FSIS Publishes Final Rule Prohibiting Slaughter of ?Downer? Cattle

The U.S. Department of Agriculture's Food Safety and Inspection Service (FSIS) announced a permanent prohibition on the slaughter of cattle that are unable to stand or walk ("downer" cattle) when presented for pre-slaughter inspection. The inability to stand or walk can be a clinical sign of Bovine Spongiform Encephalopathy (BSE).

Under the rule, cattle that are injured after they pass pre-slaughter inspection will be reevaluated to determine their eligibility for slaughter. Veal calves that cannot stand because they are tired or cold may be set apart and held for treatment and re-inspection.

The rule published in the July 13 Federal Register makes permanent what had been an interim final rule prohibiting slaughter of non-ambulatory cattle in the United States. The final rule becomes effective Oct. 1, 2007.

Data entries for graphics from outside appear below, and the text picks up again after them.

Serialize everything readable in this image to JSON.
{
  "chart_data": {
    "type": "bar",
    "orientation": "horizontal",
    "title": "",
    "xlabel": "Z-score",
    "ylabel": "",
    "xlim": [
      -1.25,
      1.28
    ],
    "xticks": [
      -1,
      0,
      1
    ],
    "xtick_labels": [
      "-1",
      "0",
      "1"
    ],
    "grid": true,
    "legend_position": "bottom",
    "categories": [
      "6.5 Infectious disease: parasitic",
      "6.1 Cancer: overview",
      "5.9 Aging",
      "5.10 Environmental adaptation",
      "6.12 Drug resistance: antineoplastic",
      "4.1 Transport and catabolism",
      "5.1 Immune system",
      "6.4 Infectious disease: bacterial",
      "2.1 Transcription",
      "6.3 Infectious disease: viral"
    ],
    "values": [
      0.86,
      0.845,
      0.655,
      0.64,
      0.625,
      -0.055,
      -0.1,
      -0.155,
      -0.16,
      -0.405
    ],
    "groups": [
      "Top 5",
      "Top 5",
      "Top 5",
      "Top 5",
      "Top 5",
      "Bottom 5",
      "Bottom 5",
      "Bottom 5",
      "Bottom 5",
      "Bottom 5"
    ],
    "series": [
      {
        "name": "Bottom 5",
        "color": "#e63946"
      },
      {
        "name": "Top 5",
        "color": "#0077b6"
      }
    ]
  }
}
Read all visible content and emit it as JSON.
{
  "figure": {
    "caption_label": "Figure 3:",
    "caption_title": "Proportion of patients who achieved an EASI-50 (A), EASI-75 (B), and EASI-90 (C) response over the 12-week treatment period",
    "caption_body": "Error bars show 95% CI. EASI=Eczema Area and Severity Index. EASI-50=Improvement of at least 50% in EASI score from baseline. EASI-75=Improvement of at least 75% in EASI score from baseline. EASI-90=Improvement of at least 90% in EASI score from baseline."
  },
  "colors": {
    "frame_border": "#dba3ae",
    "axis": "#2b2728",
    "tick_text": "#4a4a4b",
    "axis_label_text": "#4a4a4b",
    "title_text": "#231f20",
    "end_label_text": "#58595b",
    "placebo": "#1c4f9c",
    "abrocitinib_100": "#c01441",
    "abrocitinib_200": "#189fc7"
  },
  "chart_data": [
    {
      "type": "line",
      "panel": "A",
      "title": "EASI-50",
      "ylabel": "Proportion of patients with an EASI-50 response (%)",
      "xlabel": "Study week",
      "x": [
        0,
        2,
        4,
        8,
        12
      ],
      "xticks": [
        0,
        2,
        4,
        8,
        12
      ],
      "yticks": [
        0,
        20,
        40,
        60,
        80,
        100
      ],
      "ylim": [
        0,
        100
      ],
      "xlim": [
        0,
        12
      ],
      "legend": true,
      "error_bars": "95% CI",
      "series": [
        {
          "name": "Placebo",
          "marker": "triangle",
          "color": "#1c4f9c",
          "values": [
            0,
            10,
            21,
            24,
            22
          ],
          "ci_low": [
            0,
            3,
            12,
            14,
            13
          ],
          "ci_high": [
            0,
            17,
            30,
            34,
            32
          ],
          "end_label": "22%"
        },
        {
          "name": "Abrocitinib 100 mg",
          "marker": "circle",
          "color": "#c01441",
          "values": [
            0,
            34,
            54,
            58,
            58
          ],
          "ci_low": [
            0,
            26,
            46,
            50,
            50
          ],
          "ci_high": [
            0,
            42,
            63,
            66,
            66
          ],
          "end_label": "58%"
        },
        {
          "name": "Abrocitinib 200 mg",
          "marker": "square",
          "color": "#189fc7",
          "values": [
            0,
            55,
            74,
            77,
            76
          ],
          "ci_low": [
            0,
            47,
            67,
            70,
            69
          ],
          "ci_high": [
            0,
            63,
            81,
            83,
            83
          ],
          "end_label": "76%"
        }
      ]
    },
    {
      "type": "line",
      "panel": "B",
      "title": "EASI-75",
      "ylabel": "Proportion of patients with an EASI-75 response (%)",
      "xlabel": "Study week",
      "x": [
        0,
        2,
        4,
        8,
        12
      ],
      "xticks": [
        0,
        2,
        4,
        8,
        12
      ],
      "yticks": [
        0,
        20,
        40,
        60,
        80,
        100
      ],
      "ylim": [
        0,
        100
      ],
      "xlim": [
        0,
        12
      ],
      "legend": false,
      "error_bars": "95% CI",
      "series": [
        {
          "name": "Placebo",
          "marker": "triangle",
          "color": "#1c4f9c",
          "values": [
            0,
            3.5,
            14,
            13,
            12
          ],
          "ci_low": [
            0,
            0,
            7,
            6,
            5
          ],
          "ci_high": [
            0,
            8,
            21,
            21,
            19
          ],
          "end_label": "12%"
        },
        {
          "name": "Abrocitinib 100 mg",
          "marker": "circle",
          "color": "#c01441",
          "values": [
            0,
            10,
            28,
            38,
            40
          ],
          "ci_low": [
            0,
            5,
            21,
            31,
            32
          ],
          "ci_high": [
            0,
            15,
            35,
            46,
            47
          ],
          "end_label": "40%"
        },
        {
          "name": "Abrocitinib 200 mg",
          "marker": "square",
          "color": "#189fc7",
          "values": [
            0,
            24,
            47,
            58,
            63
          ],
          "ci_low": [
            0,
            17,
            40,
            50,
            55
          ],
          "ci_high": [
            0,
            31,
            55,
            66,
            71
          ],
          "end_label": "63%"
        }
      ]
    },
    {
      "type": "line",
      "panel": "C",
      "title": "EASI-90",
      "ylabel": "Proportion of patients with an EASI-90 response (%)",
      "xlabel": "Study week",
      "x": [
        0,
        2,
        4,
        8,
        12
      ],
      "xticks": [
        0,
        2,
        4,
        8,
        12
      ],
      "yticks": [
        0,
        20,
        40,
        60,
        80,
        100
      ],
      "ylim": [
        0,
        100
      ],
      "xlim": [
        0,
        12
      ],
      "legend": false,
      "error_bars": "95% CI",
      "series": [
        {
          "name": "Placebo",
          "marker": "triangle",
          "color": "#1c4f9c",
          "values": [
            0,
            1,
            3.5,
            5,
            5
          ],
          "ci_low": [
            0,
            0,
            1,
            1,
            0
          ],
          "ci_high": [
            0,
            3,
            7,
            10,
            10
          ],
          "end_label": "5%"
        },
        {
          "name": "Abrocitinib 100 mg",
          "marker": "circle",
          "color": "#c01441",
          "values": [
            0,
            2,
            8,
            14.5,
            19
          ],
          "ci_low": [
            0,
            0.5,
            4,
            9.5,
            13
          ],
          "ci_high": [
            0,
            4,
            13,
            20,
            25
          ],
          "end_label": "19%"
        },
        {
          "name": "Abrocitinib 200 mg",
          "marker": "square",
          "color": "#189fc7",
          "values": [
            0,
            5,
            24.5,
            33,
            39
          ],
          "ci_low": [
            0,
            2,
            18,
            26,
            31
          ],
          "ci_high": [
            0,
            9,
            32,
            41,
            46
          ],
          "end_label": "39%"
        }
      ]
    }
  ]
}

[Ed. Note: The swine industry has argued against a similar ban being imposed on swine based on the fact that there are no TSE's in swine and that hogs fatigue easily during transport and that, if given an opportunity to rest, will fully recover and pose no threat for human consumption. In addition, FSIS inspectors at the processing facility inspect all animals prior to slaughter and determine their suitability to enter the human food chain thus making additional legislation unnecessary.]